The teachers compared performance on quarterly classroom tests in each subject before and after the students enrolled in the Bridges program. Every student scored higher with the Bridges program.
Student performance in the four subject areas combined could be measured as a number, in which a grade of A was worth 4 points and an F was worth nothing. One student had a pre-Bridges score of 12, which shot up to 35 points after Bridges.
In terms of individual subjects listed as a letter grade, one student got an F on a quarterly English test pre-Bridges, which went up to an A- after Bridges. His or her comparative performances on other English tests were a D in the first quarter in 2008-09 going to a B- after Bridges in 2009-10, F to a B and F to a B-.
Another Bridges student went from an average of not quite a D on the four quarterly math tests pre-Bridges to nearly a B after Bridges. Another student went from an F in math on the four quarterly tests to a B.
Not all results were as dramatic - in some cases, improvements were were only about one letter grade - but progress was still evident.
Encouraged by own success
It isn't that the struggling middle school students can't do the work, Miller said. It is that they need to learn how to do it, and they need to experience success.
"These are not risk-takers," she said, noting that some students don't want to experience failure.
When they do well, they realize they can succeed by studying. "So, the rewards are that when they study they get the good grades," Miller said. "They become grade-conscious."
These kind of dramatic results come from dramatic actions. Once the students enter the Bridges program, they have their teachers and parents watching over them.
The teachers stay late with the students as needed, either helping them study or keeping them at school until they finish their homework.
In that regard, parents also play a key role because they have agreed to pick their children up no matter how long they are kept at school. One stubborn student procrastinated for two hours before realizing that he really was not going to go home until he finished his homework. He and his teacher did not leave until 8 that night.
Those who push too far also can end up having to spend Saturdays at school with one of the teachers doing the work they should have done during the week.
In other ways, parental involvement is intense, Salmieri said. Parents are contacted either by phone or e-mail daily with most parents and sometimes multiple times a day.
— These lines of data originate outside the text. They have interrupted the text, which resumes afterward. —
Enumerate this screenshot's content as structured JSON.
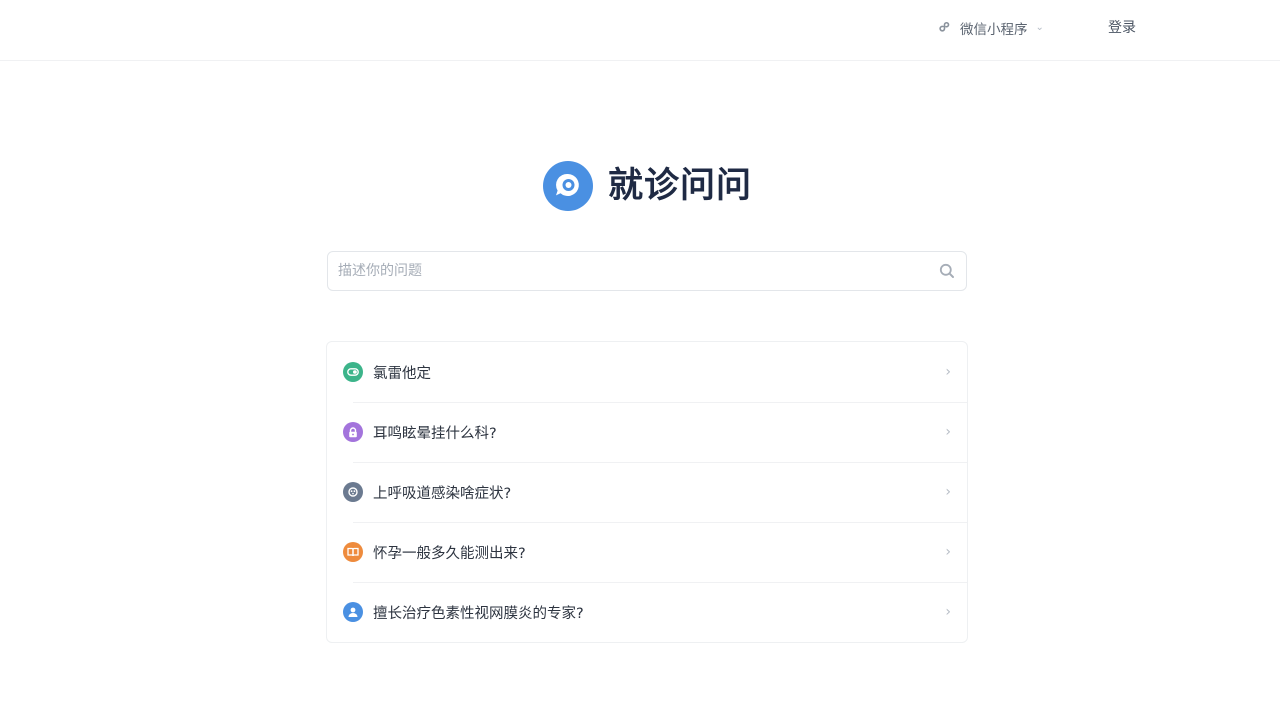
{
  "header": {
    "mini_program_label": "微信小程序",
    "login_label": "登录"
  },
  "brand": {
    "title": "就诊问问",
    "logo_color": "#4a90e2"
  },
  "search": {
    "placeholder": "描述你的问题"
  },
  "questions": [
    {
      "text": "氯雷他定",
      "icon": "pill-icon",
      "color": "#3cb48a"
    },
    {
      "text": "耳鸣眩晕挂什么科?",
      "icon": "lock-icon",
      "color": "#a374dc"
    },
    {
      "text": "上呼吸道感染啥症状?",
      "icon": "virus-icon",
      "color": "#6b7a90"
    },
    {
      "text": "怀孕一般多久能测出来?",
      "icon": "book-icon",
      "color": "#ee8b3d"
    },
    {
      "text": "擅长治疗色素性视网膜炎的专家?",
      "icon": "doctor-icon",
      "color": "#4a90e2"
    }
  ]
}
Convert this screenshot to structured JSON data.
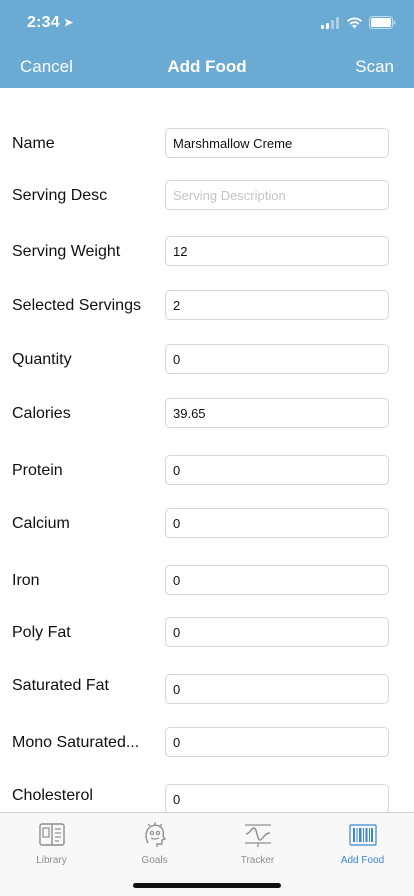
{
  "status_bar": {
    "time": "2:34",
    "location_glyph": "➤"
  },
  "nav": {
    "title": "Add Food",
    "cancel_label": "Cancel",
    "scan_label": "Scan"
  },
  "colors": {
    "header": "#6aaad3",
    "tab_active": "#3a86d6",
    "tab_inactive": "#8e8e8e"
  },
  "form": {
    "fields": [
      {
        "label": "Name",
        "value": "Marshmallow Creme",
        "placeholder": ""
      },
      {
        "label": "Serving Desc",
        "value": "",
        "placeholder": "Serving Description"
      },
      {
        "label": "Serving Weight",
        "value": "12",
        "placeholder": ""
      },
      {
        "label": "Selected Servings",
        "value": "2",
        "placeholder": ""
      },
      {
        "label": "Quantity",
        "value": "0",
        "placeholder": ""
      },
      {
        "label": "Calories",
        "value": "39.65",
        "placeholder": ""
      },
      {
        "label": "Protein",
        "value": "0",
        "placeholder": ""
      },
      {
        "label": "Calcium",
        "value": "0",
        "placeholder": ""
      },
      {
        "label": "Iron",
        "value": "0",
        "placeholder": ""
      },
      {
        "label": "Poly Fat",
        "value": "0",
        "placeholder": ""
      },
      {
        "label": "Saturated Fat",
        "value": "0",
        "placeholder": ""
      },
      {
        "label": "Mono Saturated...",
        "value": "0",
        "placeholder": ""
      },
      {
        "label": "Cholesterol",
        "value": "0",
        "placeholder": ""
      }
    ]
  },
  "tabbar": {
    "tabs": [
      {
        "label": "Library",
        "icon": "library-book-icon",
        "active": false
      },
      {
        "label": "Goals",
        "icon": "goals-head-icon",
        "active": false
      },
      {
        "label": "Tracker",
        "icon": "tracker-wave-icon",
        "active": false
      },
      {
        "label": "Add Food",
        "icon": "barcode-icon",
        "active": true
      }
    ]
  }
}
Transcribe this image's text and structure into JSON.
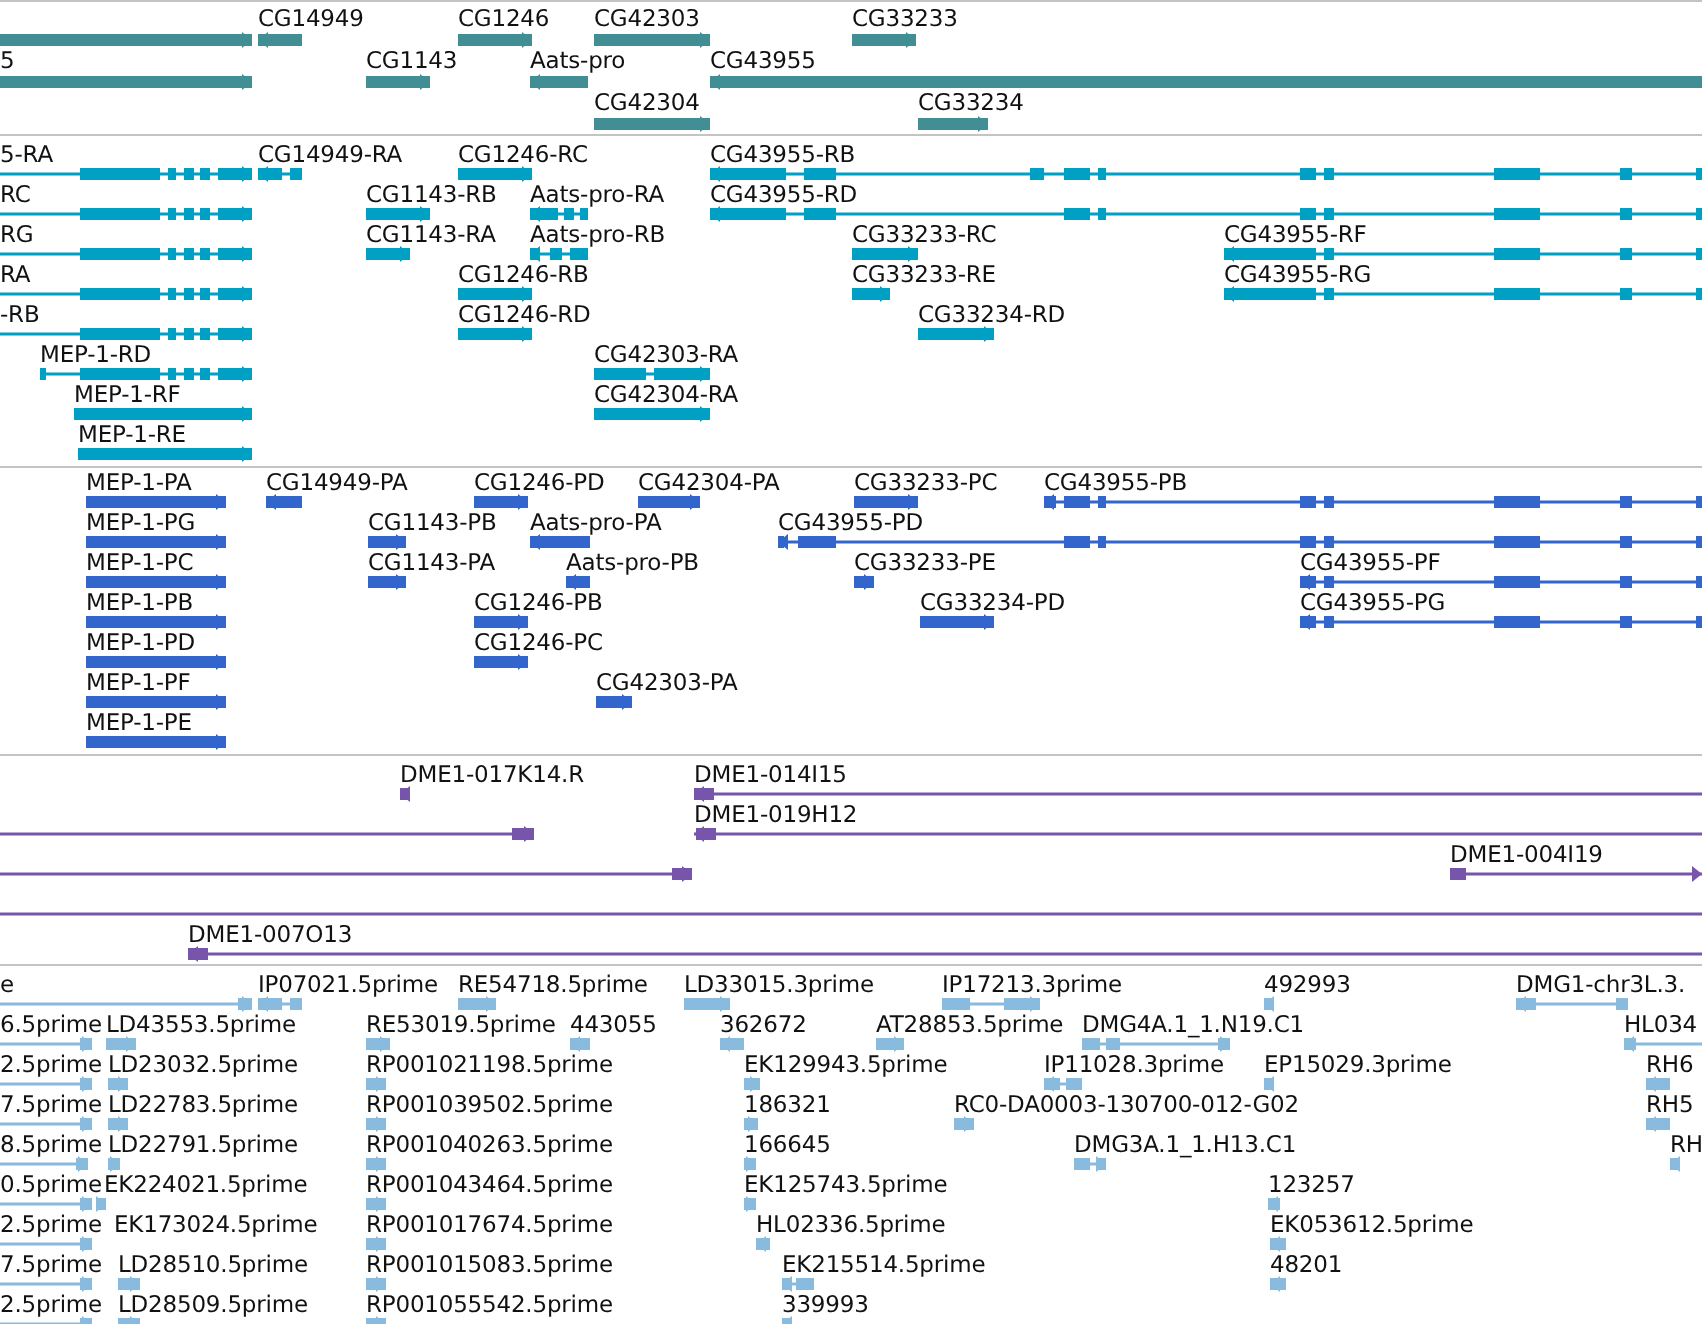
{
  "tracks": [
    {
      "kind": "gene",
      "features": [
        {
          "reverse": false
        },
        {
          "label": "CG14949",
          "reverse": true
        },
        {
          "label": "CG1246",
          "reverse": false
        },
        {
          "label": "CG42303",
          "reverse": false
        },
        {
          "label": "CG33233",
          "reverse": false
        },
        {
          "label": "5",
          "reverse": false
        },
        {
          "label": "CG1143",
          "reverse": false
        },
        {
          "label": "Aats-pro",
          "reverse": true
        },
        {
          "label": "CG43955",
          "reverse": true
        },
        {
          "label": "CG42304",
          "reverse": false
        },
        {
          "label": "CG33234",
          "reverse": false
        }
      ]
    },
    {
      "kind": "transcript",
      "features": [
        {
          "label": "5-RA",
          "reverse": false
        },
        {
          "label": "CG14949-RA",
          "reverse": true
        },
        {
          "label": "CG1246-RC",
          "reverse": false
        },
        {
          "label": "CG43955-RB",
          "reverse": true
        },
        {
          "label": "RC",
          "reverse": false
        },
        {
          "label": "CG1143-RB",
          "reverse": false
        },
        {
          "label": "Aats-pro-RA",
          "reverse": true
        },
        {
          "label": "CG43955-RD",
          "reverse": true
        },
        {
          "label": "RG",
          "reverse": false
        },
        {
          "label": "CG1143-RA",
          "reverse": false
        },
        {
          "label": "Aats-pro-RB",
          "reverse": true
        },
        {
          "label": "CG33233-RC",
          "reverse": false
        },
        {
          "label": "CG43955-RF",
          "reverse": true
        },
        {
          "label": "RA",
          "reverse": false
        },
        {
          "label": "CG1246-RB",
          "reverse": false
        },
        {
          "label": "CG33233-RE",
          "reverse": false
        },
        {
          "label": "CG43955-RG",
          "reverse": true
        },
        {
          "label": "-RB",
          "reverse": false
        },
        {
          "label": "CG1246-RD",
          "reverse": false
        },
        {
          "label": "CG33234-RD",
          "reverse": false
        },
        {
          "label": "MEP-1-RD",
          "reverse": false
        },
        {
          "label": "CG42303-RA",
          "reverse": false
        },
        {
          "label": "MEP-1-RF",
          "reverse": false
        },
        {
          "label": "CG42304-RA",
          "reverse": false
        },
        {
          "label": "MEP-1-RE",
          "reverse": false
        }
      ]
    },
    {
      "kind": "protein",
      "features": [
        {
          "label": "MEP-1-PA",
          "reverse": false
        },
        {
          "label": "CG14949-PA",
          "reverse": true
        },
        {
          "label": "CG1246-PD",
          "reverse": false
        },
        {
          "label": "CG42304-PA",
          "reverse": false
        },
        {
          "label": "CG33233-PC",
          "reverse": false
        },
        {
          "label": "CG43955-PB",
          "reverse": true
        },
        {
          "label": "MEP-1-PG",
          "reverse": false
        },
        {
          "label": "CG1143-PB",
          "reverse": false
        },
        {
          "label": "Aats-pro-PA",
          "reverse": true
        },
        {
          "label": "CG43955-PD",
          "reverse": true
        },
        {
          "label": "MEP-1-PC",
          "reverse": false
        },
        {
          "label": "CG1143-PA",
          "reverse": false
        },
        {
          "label": "Aats-pro-PB",
          "reverse": true
        },
        {
          "label": "CG33233-PE",
          "reverse": false
        },
        {
          "label": "CG43955-PF",
          "reverse": true
        },
        {
          "label": "MEP-1-PB",
          "reverse": false
        },
        {
          "label": "CG1246-PB",
          "reverse": false
        },
        {
          "label": "CG33234-PD",
          "reverse": false
        },
        {
          "label": "CG43955-PG",
          "reverse": true
        },
        {
          "label": "MEP-1-PD",
          "reverse": false
        },
        {
          "label": "CG1246-PC",
          "reverse": false
        },
        {
          "label": "MEP-1-PF",
          "reverse": false
        },
        {
          "label": "CG42303-PA",
          "reverse": false
        },
        {
          "label": "MEP-1-PE",
          "reverse": false
        }
      ]
    },
    {
      "kind": "clone",
      "features": [
        {
          "label": "DME1-017K14.R",
          "reverse": true
        },
        {
          "label": "DME1-014I15",
          "reverse": true
        },
        {
          "label": "DME1-019H12",
          "reverse": true
        },
        {
          "reverse": false
        },
        {
          "reverse": false
        },
        {
          "label": "DME1-004I19",
          "reverse": false
        },
        {
          "reverse": false
        },
        {
          "label": "DME1-007O13",
          "reverse": true
        }
      ]
    },
    {
      "kind": "est",
      "features": [
        {
          "label": "e",
          "reverse": false
        },
        {
          "label": "IP07021.5prime",
          "reverse": true
        },
        {
          "label": "RE54718.5prime",
          "reverse": false
        },
        {
          "label": "LD33015.3prime",
          "reverse": false
        },
        {
          "label": "IP17213.3prime",
          "reverse": false
        },
        {
          "label": "492993",
          "reverse": true
        },
        {
          "label": "DMG1-chr3L.3.",
          "reverse": true
        },
        {
          "label": "6.5prime",
          "reverse": false
        },
        {
          "label": "LD43553.5prime",
          "reverse": false
        },
        {
          "label": "RE53019.5prime",
          "reverse": false
        },
        {
          "label": "443055",
          "reverse": true
        },
        {
          "label": "362672",
          "reverse": true
        },
        {
          "label": "AT28853.5prime",
          "reverse": false
        },
        {
          "label": "DMG4A.1_1.N19.C1",
          "reverse": false
        },
        {
          "label": "HL034",
          "reverse": true
        },
        {
          "label": "2.5prime",
          "reverse": false
        },
        {
          "label": "LD23032.5prime",
          "reverse": false
        },
        {
          "label": "RP001021198.5prime",
          "reverse": false
        },
        {
          "label": "EK129943.5prime",
          "reverse": false
        },
        {
          "label": "IP11028.3prime",
          "reverse": true
        },
        {
          "label": "EP15029.3prime",
          "reverse": true
        },
        {
          "label": "RH6",
          "reverse": true
        },
        {
          "label": "7.5prime",
          "reverse": false
        },
        {
          "label": "LD22783.5prime",
          "reverse": false
        },
        {
          "label": "RP001039502.5prime",
          "reverse": false
        },
        {
          "label": "186321",
          "reverse": false
        },
        {
          "label": "RC0-DA0003-130700-012-G02",
          "reverse": false
        },
        {
          "label": "RH5",
          "reverse": true
        },
        {
          "label": "8.5prime",
          "reverse": false
        },
        {
          "label": "LD22791.5prime",
          "reverse": false
        },
        {
          "label": "RP001040263.5prime",
          "reverse": false
        },
        {
          "label": "166645",
          "reverse": false
        },
        {
          "label": "DMG3A.1_1.H13.C1",
          "reverse": false
        },
        {
          "label": "RH",
          "reverse": true
        },
        {
          "label": "0.5prime",
          "reverse": false
        },
        {
          "label": "EK224021.5prime",
          "reverse": false
        },
        {
          "label": "RP001043464.5prime",
          "reverse": false
        },
        {
          "label": "EK125743.5prime",
          "reverse": false
        },
        {
          "label": "123257",
          "reverse": true
        },
        {
          "label": "2.5prime",
          "reverse": false
        },
        {
          "label": "EK173024.5prime"
        },
        {
          "label": "RP001017674.5prime",
          "reverse": false
        },
        {
          "label": "HL02336.5prime",
          "reverse": true
        },
        {
          "label": "EK053612.5prime",
          "reverse": true
        },
        {
          "label": "7.5prime",
          "reverse": false
        },
        {
          "label": "LD28510.5prime",
          "reverse": false
        },
        {
          "label": "RP001015083.5prime",
          "reverse": false
        },
        {
          "label": "EK215514.5prime",
          "reverse": true
        },
        {
          "label": "48201",
          "reverse": true
        },
        {
          "label": "2.5prime",
          "reverse": false
        },
        {
          "label": "LD28509.5prime",
          "reverse": false
        },
        {
          "label": "RP001055542.5prime",
          "reverse": false
        },
        {
          "label": "339993",
          "reverse": true
        }
      ]
    }
  ]
}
Many parents have learned how to carry out the program at home.
Sticking to it
The Bridges students know that even when they leave the program, they can still get help or have their feet held to the fire by their Bridges teachers, Miller said.
All the way to graduation, if the students falter or go back to their old study habits, "we'll be there watching," she said.
"We're hoping by the time they're seniors, they won't need us," Miller said, noting that the second semester ninth-graders are already pretty independent of the teachers.